My passion is to help individuals who are experiencing grief, stress or feel stuck and are having trouble moving forward in life while taking care of themselves along the way, building strength and finding balance.

I was married for 14 years, together with my ex (who was my high school sweetheart) for 23 years. I lost my sense of self, putting others before me forgetting that I was important to.

I often felt like I was running around in circles, taking steps forward and then backwards and would never getting to that finish line. I was exhausted physically and emotionally and didn’t know how to stop the cycle. Through a great deal of personal work and support, I pushed myself outside of my comfort zone (and still push myself).

I have suffered from eating disorders, body dysmorphia, panic attacks, autoimmune disorders and low self-esteem.

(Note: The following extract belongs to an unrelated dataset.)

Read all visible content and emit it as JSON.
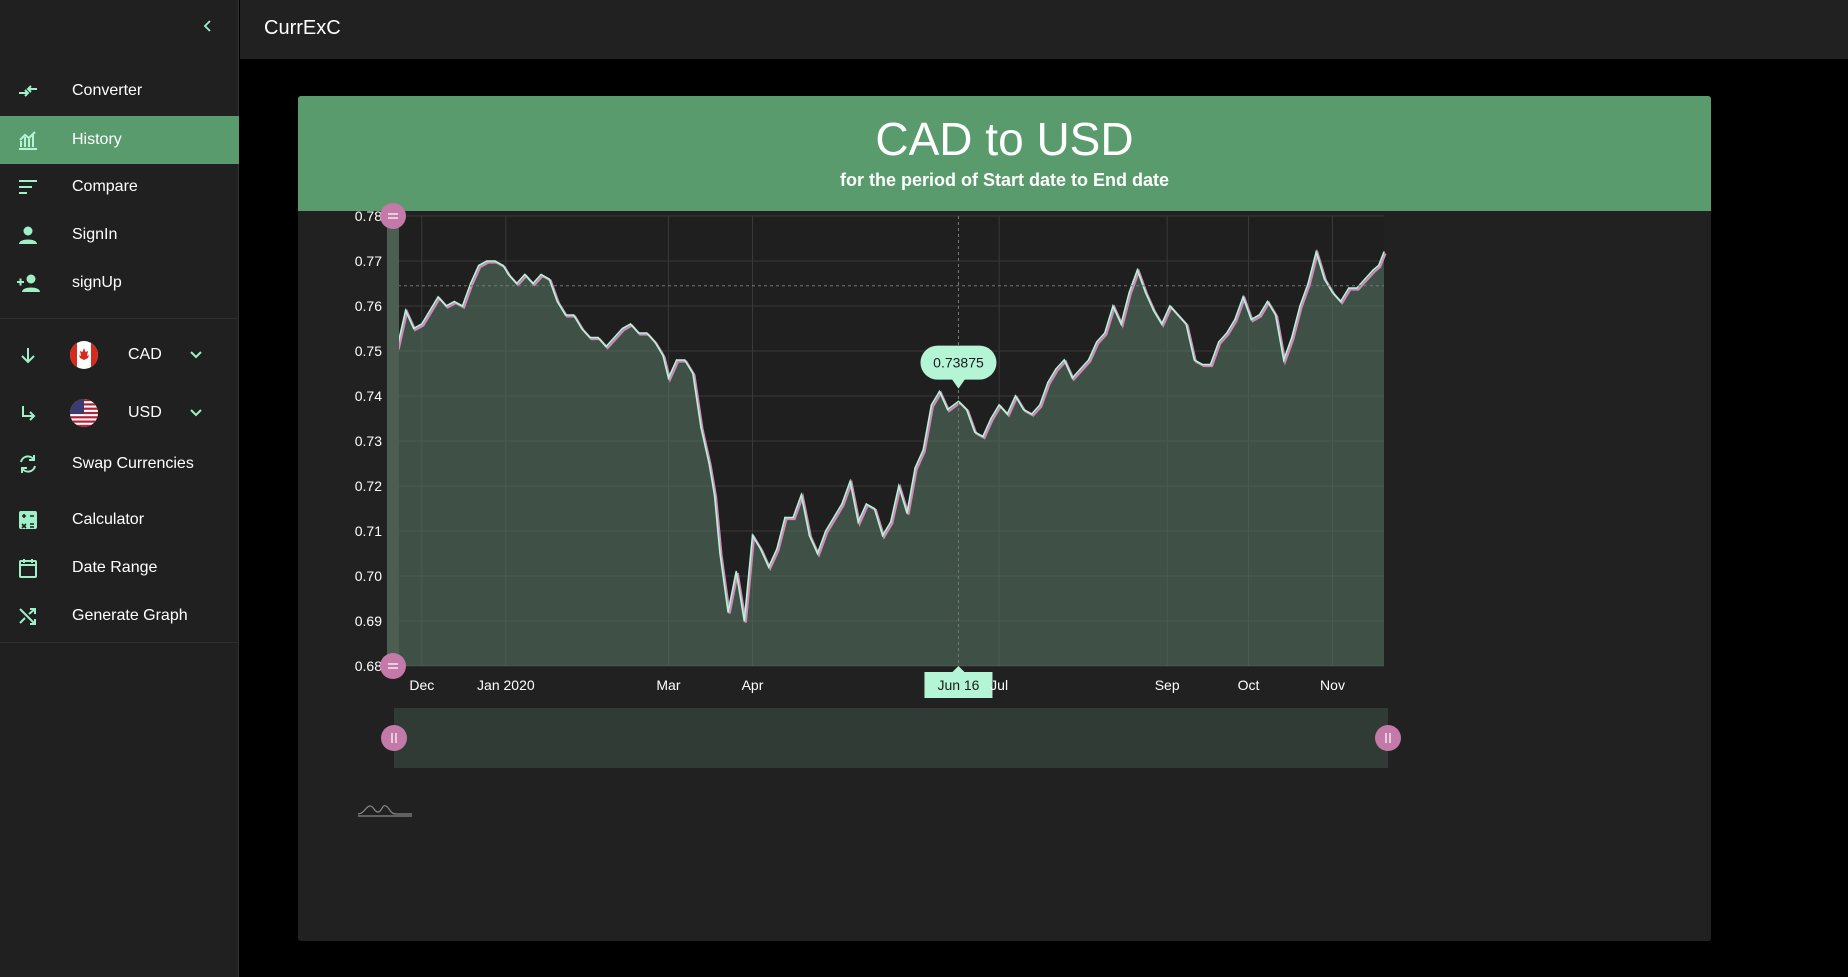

I have experienced significant life changes including loss, fear, disappointment, abuse, betrayal, sadness, abandonment, pain, suffering anger and rage. Having learned so many valuable lessons along the way, once looking at them as a victim, but changing my mindset to see myself as a student of life, learning.

I believe that no matter our race, gender, religion, physical ability, political affiliation and socioeconomic status, we must take care of ourselves. Self-care is not selfish and to be the best partner, spouse, parent, employee, employer or to be the best YOU…you have to take care of yourself. Put the oxygen on yourself first or you won’t be able to help others.